Colossal debt, narrowing revenue streams, soaring tariff increases, low generation capacity and private generation gradually chomping up Eskom’s market share all result from a long journey towards unbundling and the creation of a competitive electricity market.

Progressive political movements, trade unions and civil society organisations have in recent years expressed serious doubts as to whether unbundling and marketisation will rid us of this energy crisis. Moreover, numerous energy experts and civil society organisations, alongside grassroots movements, have intervened to highlight that a just energy transition and a low-carbon economy cannot be achieved in a liberalised energy sector. So when Rise Mzansi’s manifesto proposes that they will “accelerate the shift to a more decentralised energy system” one can only understand this position to be a political euphemism for unbundling and liberalising our energy sector. 

The party should be commended for realising the need to provide free electricity to low-income households, moving away from coal dependency and fixing the procurement system while improving the expertise of those who manage Eskom, overall the policy proposals regarding the energy crisis offer no significant departure from government’s current plans. Furthermore, they lack the needed clarity on the question of ownership in the energy sector. 

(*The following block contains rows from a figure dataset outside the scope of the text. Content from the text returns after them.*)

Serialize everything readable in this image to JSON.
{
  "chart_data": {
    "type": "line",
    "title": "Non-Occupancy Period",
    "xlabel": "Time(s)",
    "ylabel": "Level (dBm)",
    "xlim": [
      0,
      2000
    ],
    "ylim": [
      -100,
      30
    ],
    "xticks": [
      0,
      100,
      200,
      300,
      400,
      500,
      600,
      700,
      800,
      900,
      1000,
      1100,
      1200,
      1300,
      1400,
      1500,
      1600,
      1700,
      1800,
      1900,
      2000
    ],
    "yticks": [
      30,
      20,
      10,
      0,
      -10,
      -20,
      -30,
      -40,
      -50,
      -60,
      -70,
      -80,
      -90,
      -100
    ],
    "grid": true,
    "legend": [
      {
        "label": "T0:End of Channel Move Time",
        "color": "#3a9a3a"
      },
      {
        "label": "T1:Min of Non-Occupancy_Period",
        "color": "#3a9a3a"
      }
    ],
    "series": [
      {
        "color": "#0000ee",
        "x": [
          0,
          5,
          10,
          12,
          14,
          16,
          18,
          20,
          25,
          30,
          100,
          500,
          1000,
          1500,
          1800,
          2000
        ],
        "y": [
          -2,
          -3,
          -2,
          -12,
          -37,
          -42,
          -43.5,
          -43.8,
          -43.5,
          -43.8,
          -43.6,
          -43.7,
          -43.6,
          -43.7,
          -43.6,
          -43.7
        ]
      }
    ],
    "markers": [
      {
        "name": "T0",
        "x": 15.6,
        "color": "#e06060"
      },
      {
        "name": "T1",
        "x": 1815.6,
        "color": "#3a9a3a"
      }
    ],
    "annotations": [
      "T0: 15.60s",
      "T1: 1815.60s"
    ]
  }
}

Eskom needs to be transformed. In other words it must be de-corporatised (abandoning the full-cost recovery model) and be provided with sustainable public financing so that it possess the internal capacity to renew its infrastructure and play a central role in the green industrialisation South Africa needs if we are serious about confronting the climate crisis while creating jobs and growing the economy.

But beyond this, Eskom must be democratised, citizens must play a substantive role in holding the utility accountable and ensuring its financing or procurement is transparent. The utility can no longer operate as a private company that is accountable to shareholders and led by the incentive of profit. If we want to overcome unemployment and poverty, while adapting to climate change and mitigating its destruction, South Africa must strengthen its economic and energy sovereignty, but Rise Mzansi’s proposals do not lead us towards this path. 

Entering the political landscape as a new political party takes courage and conviction. Rise Mzansi’s leaders and members are admirable for taking initiative to try to correct South Africa’s precarious course. But good intentions do not revive economies or erase inequality.

The overarching issue with Rise Mzansi is that the party’s leadership emerges from a liberal tradition in post-apartheid politics, one which perceives our crises to be solely rooted in bad and corrupt governance. From this an obsession with technocracy develops, mistakenly believing that only ethically righteous and expertly skilled leaders will be our salvation, thereby neglecting the economic structure, macroeconomic policies and relations of property ownership which have put South Africa on a path of decline. 

Although Rise Mzansi fails to pull the country out of the living nightmare of neoliberalism, let us wait and see what the polls on 29 May hold for the party’s future. 

Andile Zulu is with the Alternative Information and Development Centre in Cape Town. He writes in his personal capacity.